Garibaldi enjoys a statue in every Italian city, village or hamlet. Universally recognized as the man who singlehandedly defeated all the enemies of Italian populations longing for liberty under one state, he also spent quite some time in South America, where he had to make a living, somehow. In 1852, in Lima, he decided to assume Peruvian citizenship in order to be named captain of a vessel that was to offer regular service from Lima to China with a cargo of guamo fertilizer, and sail back from Canton with a cargo of coolies, chinese peasants of the lowest class, who were practically brought to Peru by force to extract Guamo as slave labor force for a job not even the poorest Peruvians wanted to do.

So we have a problem here. Even a champion of liberty as Garibaldi could come under scrutiny as a slave trader and his statues soon could come down as symbols of a past that must be eradicated.
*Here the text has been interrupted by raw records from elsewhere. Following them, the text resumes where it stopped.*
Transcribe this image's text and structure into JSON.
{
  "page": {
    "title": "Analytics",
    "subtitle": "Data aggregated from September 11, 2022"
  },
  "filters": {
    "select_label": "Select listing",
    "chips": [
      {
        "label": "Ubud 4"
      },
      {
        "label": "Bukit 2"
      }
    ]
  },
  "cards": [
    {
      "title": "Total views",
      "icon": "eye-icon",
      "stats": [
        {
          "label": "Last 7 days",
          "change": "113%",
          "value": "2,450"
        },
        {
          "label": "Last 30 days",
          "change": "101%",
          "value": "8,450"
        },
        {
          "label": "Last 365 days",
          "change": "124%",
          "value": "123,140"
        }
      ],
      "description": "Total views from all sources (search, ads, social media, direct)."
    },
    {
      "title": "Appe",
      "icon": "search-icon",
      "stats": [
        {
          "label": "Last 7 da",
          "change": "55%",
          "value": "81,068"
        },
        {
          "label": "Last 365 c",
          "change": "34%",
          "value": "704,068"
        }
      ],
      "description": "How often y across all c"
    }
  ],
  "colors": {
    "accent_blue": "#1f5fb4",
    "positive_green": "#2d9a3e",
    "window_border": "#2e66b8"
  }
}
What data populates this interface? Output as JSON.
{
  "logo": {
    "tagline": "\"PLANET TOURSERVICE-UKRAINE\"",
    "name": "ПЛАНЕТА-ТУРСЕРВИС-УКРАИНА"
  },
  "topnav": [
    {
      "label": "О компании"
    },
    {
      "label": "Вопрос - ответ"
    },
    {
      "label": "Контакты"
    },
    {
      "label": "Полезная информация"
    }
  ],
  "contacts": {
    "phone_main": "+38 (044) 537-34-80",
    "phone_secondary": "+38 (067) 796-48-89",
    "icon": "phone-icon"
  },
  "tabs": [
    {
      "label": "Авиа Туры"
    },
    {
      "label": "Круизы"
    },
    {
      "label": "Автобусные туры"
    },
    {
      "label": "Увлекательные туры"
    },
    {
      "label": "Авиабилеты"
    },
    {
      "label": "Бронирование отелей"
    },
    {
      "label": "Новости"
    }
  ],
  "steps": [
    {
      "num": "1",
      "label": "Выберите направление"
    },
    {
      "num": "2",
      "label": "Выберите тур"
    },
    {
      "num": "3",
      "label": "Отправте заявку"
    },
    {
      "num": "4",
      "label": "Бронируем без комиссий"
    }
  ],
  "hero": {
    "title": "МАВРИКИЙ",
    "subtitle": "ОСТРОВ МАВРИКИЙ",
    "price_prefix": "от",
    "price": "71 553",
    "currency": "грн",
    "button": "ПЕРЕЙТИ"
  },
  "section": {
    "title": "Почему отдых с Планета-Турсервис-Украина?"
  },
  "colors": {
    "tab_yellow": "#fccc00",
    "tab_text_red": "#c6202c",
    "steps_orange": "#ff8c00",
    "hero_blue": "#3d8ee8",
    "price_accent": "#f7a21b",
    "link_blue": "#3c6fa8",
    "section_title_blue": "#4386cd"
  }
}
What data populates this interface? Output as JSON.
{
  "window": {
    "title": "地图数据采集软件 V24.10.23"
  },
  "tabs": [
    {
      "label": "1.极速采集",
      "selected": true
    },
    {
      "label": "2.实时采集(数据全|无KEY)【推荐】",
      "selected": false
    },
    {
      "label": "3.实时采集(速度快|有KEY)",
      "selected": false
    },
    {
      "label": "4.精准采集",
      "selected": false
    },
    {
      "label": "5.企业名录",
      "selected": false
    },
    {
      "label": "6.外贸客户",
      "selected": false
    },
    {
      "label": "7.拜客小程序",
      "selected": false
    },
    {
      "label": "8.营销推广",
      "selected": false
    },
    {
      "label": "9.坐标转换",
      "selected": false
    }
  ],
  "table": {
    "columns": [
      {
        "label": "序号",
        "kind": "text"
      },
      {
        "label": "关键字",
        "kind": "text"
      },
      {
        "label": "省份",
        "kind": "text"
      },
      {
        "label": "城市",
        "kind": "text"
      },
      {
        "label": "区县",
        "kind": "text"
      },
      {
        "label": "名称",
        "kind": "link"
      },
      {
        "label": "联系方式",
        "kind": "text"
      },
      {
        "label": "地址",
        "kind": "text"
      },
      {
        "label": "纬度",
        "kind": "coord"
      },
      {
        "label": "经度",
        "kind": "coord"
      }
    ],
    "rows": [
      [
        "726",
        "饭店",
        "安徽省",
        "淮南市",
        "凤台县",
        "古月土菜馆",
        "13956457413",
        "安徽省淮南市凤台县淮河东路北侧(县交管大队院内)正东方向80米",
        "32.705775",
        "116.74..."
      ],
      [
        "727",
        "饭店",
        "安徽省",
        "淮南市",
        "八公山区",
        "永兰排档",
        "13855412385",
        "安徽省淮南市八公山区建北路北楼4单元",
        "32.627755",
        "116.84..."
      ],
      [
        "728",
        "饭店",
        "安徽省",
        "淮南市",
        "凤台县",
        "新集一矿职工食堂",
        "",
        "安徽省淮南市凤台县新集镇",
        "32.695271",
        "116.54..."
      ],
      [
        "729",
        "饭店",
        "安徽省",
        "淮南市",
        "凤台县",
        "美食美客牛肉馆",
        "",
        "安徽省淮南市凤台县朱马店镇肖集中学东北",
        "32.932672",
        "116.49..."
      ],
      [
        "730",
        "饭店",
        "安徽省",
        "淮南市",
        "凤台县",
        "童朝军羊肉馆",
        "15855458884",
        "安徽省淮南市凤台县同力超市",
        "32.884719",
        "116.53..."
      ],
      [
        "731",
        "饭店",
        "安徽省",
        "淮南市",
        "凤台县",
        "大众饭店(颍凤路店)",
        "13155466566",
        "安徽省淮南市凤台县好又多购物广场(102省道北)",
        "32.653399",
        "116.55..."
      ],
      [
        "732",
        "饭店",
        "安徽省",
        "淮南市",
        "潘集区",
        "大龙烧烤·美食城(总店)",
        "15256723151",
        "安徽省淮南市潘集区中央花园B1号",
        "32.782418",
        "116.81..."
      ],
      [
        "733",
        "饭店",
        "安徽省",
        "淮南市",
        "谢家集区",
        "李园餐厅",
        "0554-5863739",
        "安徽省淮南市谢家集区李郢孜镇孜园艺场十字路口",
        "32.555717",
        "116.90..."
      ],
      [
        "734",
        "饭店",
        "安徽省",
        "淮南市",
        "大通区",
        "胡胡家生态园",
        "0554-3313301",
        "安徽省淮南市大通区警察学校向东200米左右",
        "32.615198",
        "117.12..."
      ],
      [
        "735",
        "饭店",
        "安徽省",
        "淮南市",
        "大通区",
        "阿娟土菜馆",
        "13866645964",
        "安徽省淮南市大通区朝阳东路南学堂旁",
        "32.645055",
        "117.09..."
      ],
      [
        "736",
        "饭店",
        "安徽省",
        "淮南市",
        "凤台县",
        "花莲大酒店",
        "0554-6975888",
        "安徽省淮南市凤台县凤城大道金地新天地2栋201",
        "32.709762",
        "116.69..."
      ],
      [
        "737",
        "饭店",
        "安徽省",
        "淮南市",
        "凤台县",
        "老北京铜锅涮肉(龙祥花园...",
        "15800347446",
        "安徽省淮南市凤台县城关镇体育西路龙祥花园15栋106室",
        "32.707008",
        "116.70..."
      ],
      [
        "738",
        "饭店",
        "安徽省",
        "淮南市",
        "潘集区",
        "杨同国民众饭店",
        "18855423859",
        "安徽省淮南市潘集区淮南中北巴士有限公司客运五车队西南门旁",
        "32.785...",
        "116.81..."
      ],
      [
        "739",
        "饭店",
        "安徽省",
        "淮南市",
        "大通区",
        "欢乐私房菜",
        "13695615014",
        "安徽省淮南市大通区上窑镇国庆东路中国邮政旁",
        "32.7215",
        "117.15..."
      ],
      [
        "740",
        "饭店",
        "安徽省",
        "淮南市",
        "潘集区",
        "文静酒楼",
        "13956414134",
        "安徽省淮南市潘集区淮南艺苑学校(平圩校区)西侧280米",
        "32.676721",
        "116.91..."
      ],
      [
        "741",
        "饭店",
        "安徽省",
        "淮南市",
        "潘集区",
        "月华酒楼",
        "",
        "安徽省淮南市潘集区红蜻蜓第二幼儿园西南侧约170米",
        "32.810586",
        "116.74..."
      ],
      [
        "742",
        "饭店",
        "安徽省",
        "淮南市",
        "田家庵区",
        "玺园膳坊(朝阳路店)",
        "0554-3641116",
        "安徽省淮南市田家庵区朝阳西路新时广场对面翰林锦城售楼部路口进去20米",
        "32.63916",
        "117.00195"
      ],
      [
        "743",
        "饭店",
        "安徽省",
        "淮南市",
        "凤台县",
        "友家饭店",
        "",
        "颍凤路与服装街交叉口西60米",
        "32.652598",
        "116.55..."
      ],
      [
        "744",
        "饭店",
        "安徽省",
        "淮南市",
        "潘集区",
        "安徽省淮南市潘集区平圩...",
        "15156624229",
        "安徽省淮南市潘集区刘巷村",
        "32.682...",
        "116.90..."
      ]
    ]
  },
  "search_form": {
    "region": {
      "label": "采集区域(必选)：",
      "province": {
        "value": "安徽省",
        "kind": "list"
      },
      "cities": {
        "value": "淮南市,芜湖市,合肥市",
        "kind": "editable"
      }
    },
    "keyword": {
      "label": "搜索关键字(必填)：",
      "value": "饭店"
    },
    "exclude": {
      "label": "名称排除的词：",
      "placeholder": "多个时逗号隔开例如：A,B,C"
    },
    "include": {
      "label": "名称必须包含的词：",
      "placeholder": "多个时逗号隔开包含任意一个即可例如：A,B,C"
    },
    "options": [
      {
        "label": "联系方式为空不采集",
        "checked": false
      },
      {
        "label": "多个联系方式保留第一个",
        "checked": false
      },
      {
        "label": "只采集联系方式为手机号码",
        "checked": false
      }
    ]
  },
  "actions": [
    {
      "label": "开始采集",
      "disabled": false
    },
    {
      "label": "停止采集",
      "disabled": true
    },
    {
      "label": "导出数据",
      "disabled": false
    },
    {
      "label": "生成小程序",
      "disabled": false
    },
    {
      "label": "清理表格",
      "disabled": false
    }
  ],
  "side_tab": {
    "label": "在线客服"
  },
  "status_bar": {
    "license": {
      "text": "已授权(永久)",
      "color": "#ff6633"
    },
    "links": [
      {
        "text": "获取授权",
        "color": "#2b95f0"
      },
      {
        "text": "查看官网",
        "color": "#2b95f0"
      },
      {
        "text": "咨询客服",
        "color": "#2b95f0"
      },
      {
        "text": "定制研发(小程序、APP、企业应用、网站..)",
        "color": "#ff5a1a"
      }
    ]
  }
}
Soon a worldwide ban on Garibaldi’s symbols could be enacted by the WTP and his statues – worldwide, but especially in Italy – singled out for immediate demolition.

But Colombo and Garibaldi were simply men of their times who were not burdened by the moral dilemmas of the 21st century. We should know better than judging with today’s standards men of the past, despite all their flaws. After all we should know that men of the future will judge many of today’s standards with inevitable different ones.

Italian Americans – regardless of their political affiliation – should see Colombo as one “Italian” who embodied one of quintessential American qualities: don’t take the word “impossible” for granted. Most seamen of his time believed that the discovery of another part of the world sailing westward was “impossible” as – in their beliefs – the ocean was simply an endless body of water no human being should dare to challenge.

The making of Italy inevitably caused emigration and suffering to millions of people, just as Garibaldi or Colombo did cause suffering to other fellow human beings, thinking they were doing “the right thing”. That has happened in every country or civilization of the past, and it will happen inevitably again. But statues, or symbols, are essential: they help us remember, no matter what.

Destroying statues is a complete useless damnatio memoriae which serves no one. Neither the perpetrators, who should be remembered and judged for their deeds, good or bad, nor the victims, which will be completely forgotten. But it does serve the same old movers and shakers who are acting – and funding – behind the scenes this wave of hysteria in order to eradicate our symbols, and therefore our memory.